使用标准和新开发的方法从LiDAR数据中得出的产品使考古学家可以更新PAC 1地图。特别是，在PAC 1地图和激光雷达产品之间发现了五个关键差异：内部组成，位置，结构取向，结构大小和/或丘高。这些差异证明了LiDAR数据的有用性，不仅用于定位考古站点，而且还用于具有成本效益和时间效率的映射，尤其是在广阔的景观中。PAC 1的调查通过了一些考古遗址，因为土地所有者没有许可减少植被，有些地区太陡峭而无法安全进入。从LiDAR数据中鉴定出这些未映射的位点。虽然从LiDar数据中鉴定出可能是古老的一些地点实际上是现代的，例如从农田中清除的一堆石头或历史悠久的房屋基础，但现场工作证实了对18个新的考古丘的识别，它们也得到了映射。LiDAR数据还允许识别未塑造的农业露台，进一步的研究可能有助于扩大有关山谷古代农业系统的知识。大量长满的丘陵地形可以降低LiDar产品的准确性。进行地面检查使考古学家能够评估其准确性，但是不可能参观每个广阔景观的角落和裂缝。因此，与特定标准相关的精度的计算，例如地形和植被，可以帮助考古学家完善后处理方法并开发新的过滤器以提高准确性。

总结说

Various institutions have excavated at Copan since 1850. As a result, archaeological objects and documents are dispersed all around the world. Thanks to the MayaArch3D efforts, archaeologists can now use 2D and 3D WebGIS tools to bring distributed archaeological data together and collaborate online (Figure 5).

Authors

Dr Jennifer von Schwerin在德国波恩的德国考古研究所（DAI）的非欧洲文化考古委员会（DAI）委员会的研究研究员协调了Copan Lidar项目。
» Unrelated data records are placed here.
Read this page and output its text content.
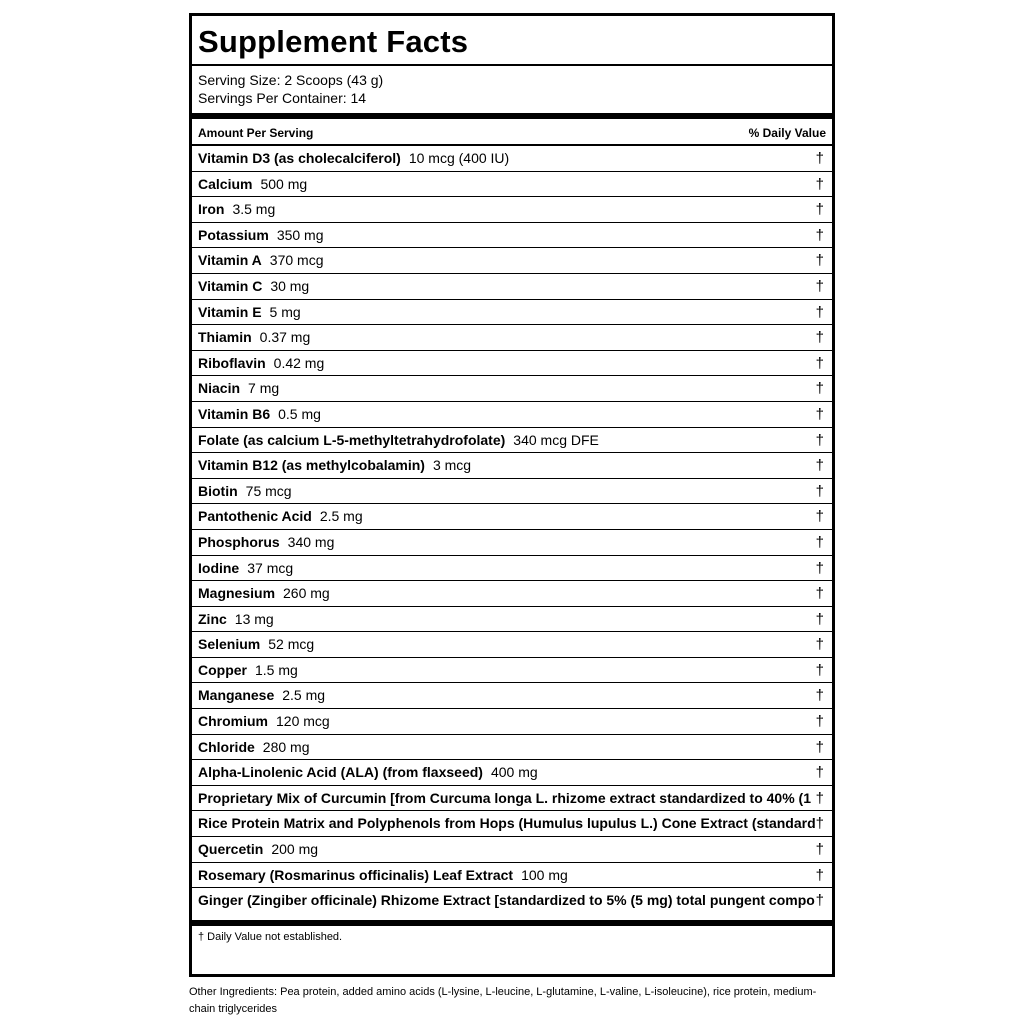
Supplement Facts
Serving Size: 2 Scoops (43 g)
Servings Per Container: 14
Amount Per Serving	% Daily Value
Vitamin D3 (as cholecalciferol) 10 mcg (400 IU)	†
Calcium 500 mg	†
Iron 3.5 mg	†
Potassium 350 mg	†
Vitamin A 370 mcg	†
Vitamin C 30 mg	†
Vitamin E 5 mg	†
Thiamin 0.37 mg	†
Riboflavin 0.42 mg	†
Niacin 7 mg	†
Vitamin B6 0.5 mg	†
Folate (as calcium L-5-methyltetrahydrofolate) 340 mcg DFE	†
Vitamin B12 (as methylcobalamin) 3 mcg	†
Biotin 75 mcg	†
Pantothenic Acid 2.5 mg	†
Phosphorus 340 mg	†
Iodine 37 mcg	†
Magnesium 260 mg	†
Zinc 13 mg	†
Selenium 52 mcg	†
Copper 1.5 mg	†
Manganese 2.5 mg	†
Chromium 120 mcg	†
Chloride 280 mg	†
Alpha-Linolenic Acid (ALA) (from flaxseed) 400 mg	†
Proprietary Mix of Curcumin [from Curcuma longa L. rhizome extract standardized to 40% (1 †
Rice Protein Matrix and Polyphenols from Hops (Humulus lupulus L.) Cone Extract (standard †
Quercetin 200 mg	†
Rosemary (Rosmarinus officinalis) Leaf Extract 100 mg	†
Ginger (Zingiber officinale) Rhizome Extract [standardized to 5% (5 mg) total pungent compo †
† Daily Value not established.
Other Ingredients: Pea protein, added amino acids (L-lysine, L-leucine, L-glutamine, L-valine, L-isoleucine), rice protein, medium-chain triglycerides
电子邮件：Jennifer.vonschwerin@dainst.de

希瑟·理查兹·里塞托（Heather Richards-Rissetto）博士is an assistant professor in anthropology and faculty fellow at the Center for Digital Research in the Humanities at the University of Nebraska-Lincoln, USA.

电子邮件：richards-rissetto@unl.edu

Fabio Remondino博士领导意大利特伦托FBK的3D光学计量单元。他目前是ISPRS技术委员会II“摄影测量”的总裁，Eurosdr委员会I“数据获取”总裁兼CIPA遗产文档副总裁。

电子邮件：remondino@fbk.eu

MayaArch3D

Funded by the German government,MayaArch3D是由德国考古研究所（DAI）的非欧洲文化考古委员会领导的合作和跨学科项目。该项目涉及海德堡大学（德国）的地理研究所，人类学系和内布拉斯加州林肯大学人文学科中心（美国），Bruno Kessler基金会的3D光学计量单位（特伦托（意大利）和洪都拉斯人类学与历史学院（IHAH）的FBK）。该项目旨在捕获Copan的Maya站点，并开发2D和3D WebGIS工具。这些工具可帮助考古学家在线整合，可视化和查询复杂的考古数据。